Greetings, The Friday Whine is a casual email to friends and colleagues and contains three things: An ethics update, a legal profession update, and wine recommendation. If you see text in blue, it is a link to an article or information.
Who’s The Client?
This is usually a basic question, but when issues of attorney client privilege come in to play, it’s sometimes difficult. Is your client the CEO, the company, the insurance company, the President of The United States?
Jefferson Beauregard Sessions, the Attorney General of the United States, is unclear as to who is his client, but I’m here to help him.
It’s not the President, usually.
“The Attorney General represents the United States in legal matters generally and gives advice and opinions to the President and to the heads of the executive departments of the Government when so requested.”
Jefferson Beauregard Sessions’ client is the people of the United States of America. Like all the people. Every one of them. He is the chief law enforcement officer in the country. He is representing the rule of law as it applies to the people of the United States.
Sounds ambiguous, but that’s his client.
It’s not Donald Trump, unless Donald Trump is asking for legal advice or legal opinions. General conversations with the President don’t count, and his testimony last week stating that he could not answer questions because he was protecting the President because he may invoke Executive Privilege, is clever, but weak. He’s basically saying that the President may be his client for this purpose, and if he is, he needs to waive the privilege.
But the question is whether the President can establish an attorney client privilege with the Attorney General, and under what circumstances. We already know that Janet Reno testified before Congress to conversations she had with Bill Clinton.
I wish I knew.
We may find out.
The Policy Isn’t Important
One of my “secrets*” (*there are no secrets) to practicing law is that I learn about the business side of running a practice from people who don’t practice law.
Lawyers, or former lawyers who give advice, usually give crappy advice about the business side of the practice. I like to take advice from those who are in different industries. We as lawyers are in customer service, so there’s plenty of those types of businesses around, and many who do things better than law firms.
I also like to spend my vacation time watching how businesses interact with customers. I take these observations and use them in my practice.
Like when I checked in to a hotel this week.

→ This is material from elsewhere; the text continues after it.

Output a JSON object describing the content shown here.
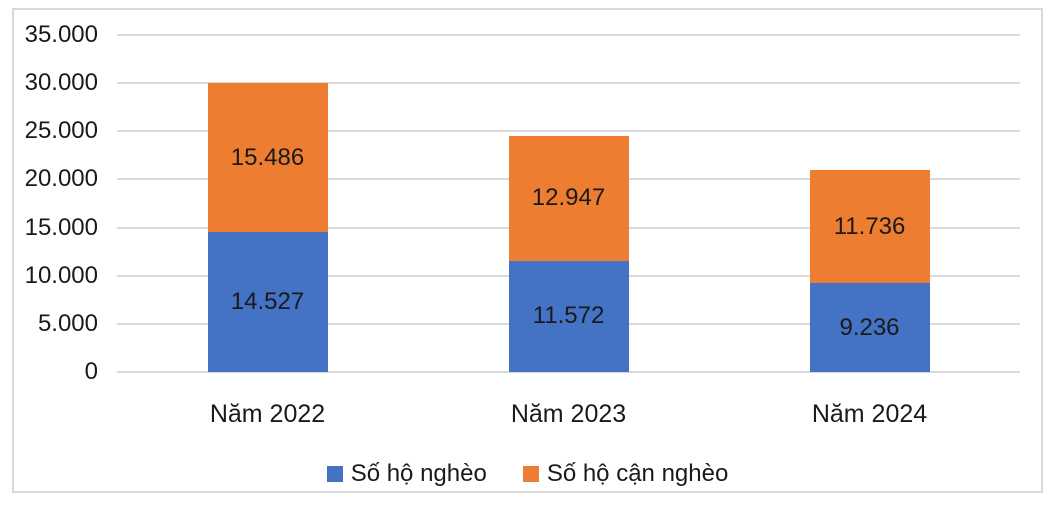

Early check-in was requested. When I arrived with my family, after a long flight, the room wasn’t ready. This happens, and it’s understandable. But it was annoying, as we wanted to clean up, change clothes, and just have a place to rest for a while.
We explained to the hotel that we had requested early check in, had flown a long way and would appreciate any accommodations. The response was not arrogant or rude, but a nice “normal check in is at 3 p.m.”
I know this.
This is the reason early check-in was requested.
I was tired, wanted to change clothes, and wanted to get settled.
I didn’t need to hear the “rules” or the “policy.”
Here’s what I needed to hear:
“We see that you requested early check-in, and we’re sorry that your room is not ready. We have a lesser quality room we can give you (not a chance we would take it) and we see that you came a long way to stay here, so why don’t you go enjoy breakfast (complementary anyway) and unless you want the lesser quality room, we’ll try to get this done as soon as we can. We’ve contacted housekeeping and put this as a priority. If your room is not ready by the end of breakfast, please let us know where you would like to go today and we’ll see if we can assist you with any reservations or tickets. Here’s a few bottles of water, and when you go to dinner tonight, please enjoy a drink on us at the hotel bar before you eat.”
That sounds a lot better than “normal check in is at 3 p.m.”
Clients know, generally, the way things work. They didn’t hire you to hear the rules and the law. They hired you because you said something in the initial consultation that indicated you give a crap about their problem.
When you were initially consulted, you didn’t simply tell them the law and the way the courts work, you told them that you would do everything you could to help them – you gave them the sense that you cared about their issue(s).
Anyone can tell someone the law and the policies. When people have a problem, they are looking for someone who cares about their problem and offers possible solutions. Knowing the law, telling clients the “policies” doesn’t make a client feel like their issue matters. If all you’re going to do is tell your potential and currently clients about “the law” and “policies,” you might as well just give them a book to read.
I Had This For Father’s Day
I went to Finca Torremilanos this week, an outstanding winery in the Ribera del Duero region of Spain.
The good news is you don’t have to go there to try their wines, you can pick up a variety of them at Sunset Corners. I highly recommend this one.
When I say “highly recommend,” I mean if there’s some left, I will probably grab it all when I get back.